Supporting Oral Nutrition for Exclusively Breastfed Infants
Breastfeeding provides nutritional, immunological and emotional benefits for the growth and development of infants, improves maternal health, and provides economic benefits to the family and the healthcare system. As a result, breastfeeding is strongly supported nationally and internationally.
Exclusive breastfeeding is recommended for a healthy full-term infant for the first six months, with the introduction of age appropriate iron-rich foods, and continued breastfeeding for two years and beyond.
When an infant and parent present with breastfeeding challenges, a holistic assessment and understanding of maternal goals is needed to provide an individualized approach to management. Infant breastfeeding may require adjustments to latch, positioning, pacing and/or routine among other factors. Inadequate milk transfer may lead to poor emptying of the breast, thus limiting production and breastmilk supply that compounds feeding issues and infant growth. In these situations, the parent and infant should be referred to a lactation consultant or healthcare professional with breastfeeding knowledge and skill to support them both.
Breastmilk supply should be optimized through infant stimulation at the breast, pumping and, or other lactation supports.
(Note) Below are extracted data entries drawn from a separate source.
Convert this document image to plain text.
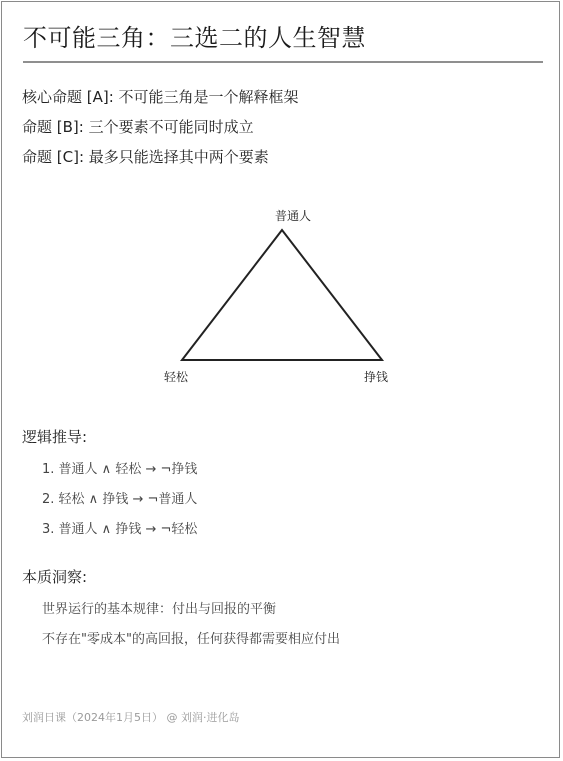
不可能三角：三选二的人生智慧
核心命题 [A]: 不可能三角是一个解释框架
命题 [B]: 三个要素不可能同时成立
命题 [C]: 最多只能选择其中两个要素
普通人
轻松	挣钱
逻辑推导:
1. 普通人 ∧ 轻松 → ¬挣钱
2. 轻松 ∧ 挣钱 → ¬普通人
3. 普通人 ∧ 挣钱 → ¬轻松
本质洞察:
世界运行的基本规律：付出与回报的平衡
不存在"零成本"的高回报，任何获得都需要相应付出
刘润日课（2024年1月5日） @ 刘润·进化岛
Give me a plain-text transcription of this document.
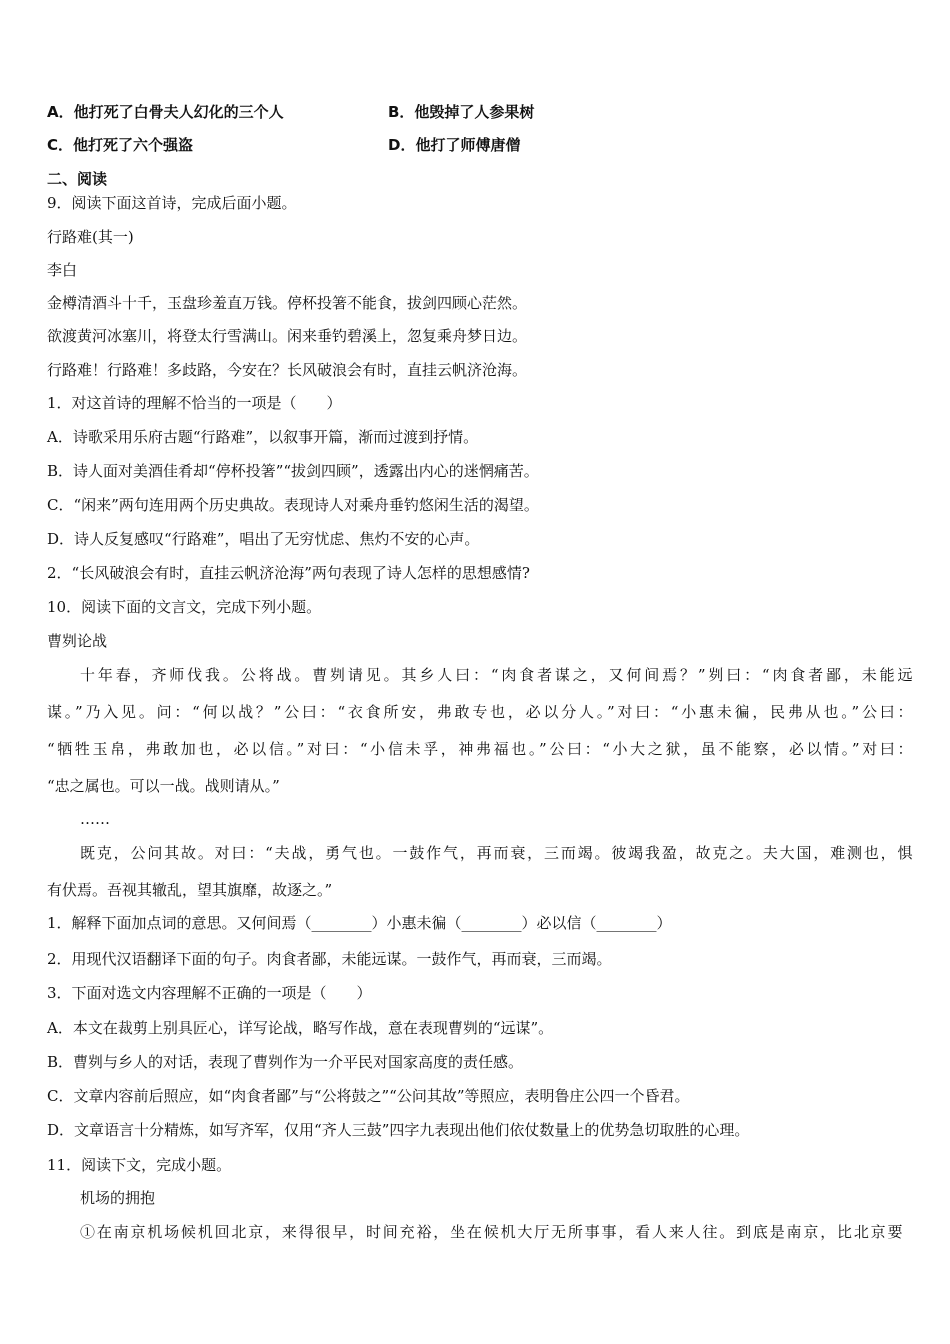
A．他打死了白骨夫人幻化的三个人	B．他毁掉了人参果树
C．他打死了六个强盗	D．他打了师傅唐僧
二、阅读
9．阅读下面这首诗，完成后面小题。
行路难(其一)
李白
金樽清酒斗十千，玉盘珍羞直万钱。停杯投箸不能食，拔剑四顾心茫然。
欲渡黄河冰塞川，将登太行雪满山。闲来垂钓碧溪上，忽复乘舟梦日边。
行路难！行路难！多歧路，今安在？长风破浪会有时，直挂云帆济沧海。
1．对这首诗的理解不恰当的一项是（　　）
A．诗歌采用乐府古题“行路难”，以叙事开篇，渐而过渡到抒情。
B．诗人面对美酒佳肴却“停杯投箸”“拔剑四顾”，透露出内心的迷惘痛苦。
C．“闲来”两句连用两个历史典故。表现诗人对乘舟垂钓悠闲生活的渴望。
D．诗人反复感叹“行路难”，唱出了无穷忧虑、焦灼不安的心声。
2．“长风破浪会有时，直挂云帆济沧海”两句表现了诗人怎样的思想感情?
10．阅读下面的文言文，完成下列小题。
曹刿论战
十年春，齐师伐我。公将战。曹刿请见。其乡人曰：“肉食者谋之，又何间焉？”刿曰：“肉食者鄙，未能远
谋。”乃入见。问：“何以战？”公曰：“衣食所安，弗敢专也，必以分人。”对曰：“小惠未徧，民弗从也。”公曰：
“牺牲玉帛，弗敢加也，必以信。”对曰：“小信未孚，神弗福也。”公曰：“小大之狱，虽不能察，必以情。”对曰：
“忠之属也。可以一战。战则请从。”
……
既克，公问其故。对曰：“夫战，勇气也。一鼓作气，再而衰，三而竭。彼竭我盈，故克之。夫大国，难测也，惧
有伏焉。吾视其辙乱，望其旗靡，故逐之。”
1．解释下面加点词的意思。又何间焉（________）小惠未徧（________）必以信（________）
2．用现代汉语翻译下面的句子。肉食者鄙，未能远谋。一鼓作气，再而衰，三而竭。
3．下面对选文内容理解不正确的一项是（　　）
A．本文在裁剪上别具匠心，详写论战，略写作战，意在表现曹刿的“远谋”。
B．曹刿与乡人的对话，表现了曹刿作为一介平民对国家高度的责任感。
C．文章内容前后照应，如“肉食者鄙”与“公将鼓之”“公问其故”等照应，表明鲁庄公四一个昏君。
D．文章语言十分精炼，如写齐军，仅用“齐人三鼓”四字九表现出他们依仗数量上的优势急切取胜的心理。
11．阅读下文，完成小题。
机场的拥抱
①在南京机场候机回北京，来得很早，时间充裕，坐在候机大厅无所事事，看人来人往。到底是南京，比北京要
High calorie formula supplementation can also be considered as a bridge during times when breastmilk supply is low until optimal volumes are achieved.
If breastmilk supply remains inadequate or if the infant is tiring easily, it may be necessary to provide expressed breastmilk supplementation via bottle, at breast supplemental system, cup or enteral feed. Some families may decide to introduce infant formula. High calorie breastmilk supplementation may also be explored depending on breastmilk availability, volume accepted, and growth needs.
Breastfeeding may not be achievable for some parents and infants. In this situation, parents should be supported by the healthcare team to determine a feeding method that is both achievable and desirable to the parent and infant. A discussion supporting an informed feeding decision is recommended.